The notion of corporate governance can simply be put to effective governance of the corporation in the real sense of the words – ‘corporate’ and ‘governance’. It has been argued that shareholders have an incentive to invest resources in curbing both managerial and owner opportunism, however, the recent experiences in the banking and financial services sector in Nigeria show that the significant shareholders that are most capable of curbing board and management excesses (for example the institutional shareholders and majority shareholders) have shown an apparent unwillingness to oppose the management and the boards of the companies.
This situation is more prevalent in companies operating within group structures (companies having parent-subsidiary relationships). With the five banks that emerged as having corporate governance challenges in July 2009 all operating group structures. The banking and financial services crisis in Nigeria has raised serious questions about the adequacy of corporate governance arrangements especially for companies operating within the group structure.

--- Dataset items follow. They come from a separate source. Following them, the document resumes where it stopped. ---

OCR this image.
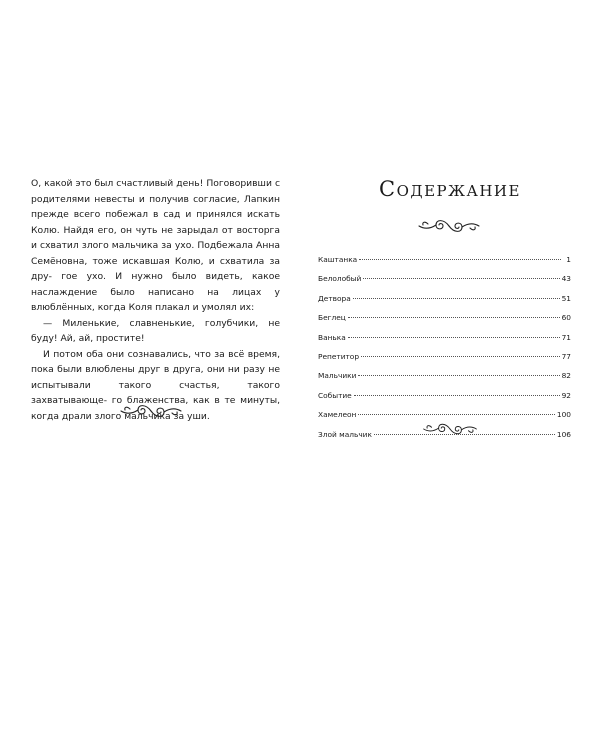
О, какой это был счастливый день! Поговоривши с родителями невесты и получив согласие, Лапкин прежде всего побежал в сад и принялся искать Колю. Найдя его, он чуть не зарыдал от восторга и схватил злого мальчика за ухо. Подбежала Анна Семёновна, тоже искавшая Колю, и схватила за дру- гое ухо. И нужно было видеть, какое наслаждение было написано на лицах у влюблённых, когда Коля плакал и умолял их:

— Миленькие, славненькие, голубчики, не буду! Ай, ай, простите!

И потом оба они сознавались, что за всё время, пока были влюблены друг в друга, они ни разу не испытывали такого счастья, такого захватывающе- го блаженства, как в те минуты, когда драли злого мальчика за уши.

Содержание
Каштанка	1
Белолобый	43
Детвора	51
Беглец	60
Ванька	71
Репетитор	77
Мальчики	82
Событие	92
Хамелеон	100
Злой мальчик	106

In the group structure, the duty on the part of the board to be accountable to the shareholders, creditors, and other stakeholders become even more pronounced. Consideration of recent concrete examples in Nigeria reveals that not only must existing corporate governance arrangements be questioned in terms of their ability to cope with managerial problems raised by the complexities of the group structures. This issue, which is the theme of this book, has hardly ever been addressed.
This book examines the existing models of corporate governance in Nigeria to see if they are indeed adequate to cope with the complexities of group structures especially in the banking and financial service sector: it concludes with the finding that corporate governance within the group is better observed when the respective boards of the parents as well as the subsidiaries are accountable to their respective shareholders and stakeholders and take responsibility for the direction of the specific enterprise that they are by law responsible for. The book further recommends that it is this specific responsibility of each board that could ensure proper disclosures, integrity in financial reporting, and duty of accountability of management to the shareholders. It is a twelve-chapter book that deals with issues ranging from theories and standard Models of Corporate Governance to the Roles of Professionals in Corporate Governance, International Financial Reporting Standard, and the Relationship between Risk Management and Corporate Governance.
All of these have brought depth and meaning to this book on corporate governance and group dynamics. The book lays no claim to perfection, and I, therefore, take full responsibility for any errors of omission and commission that may be found herein.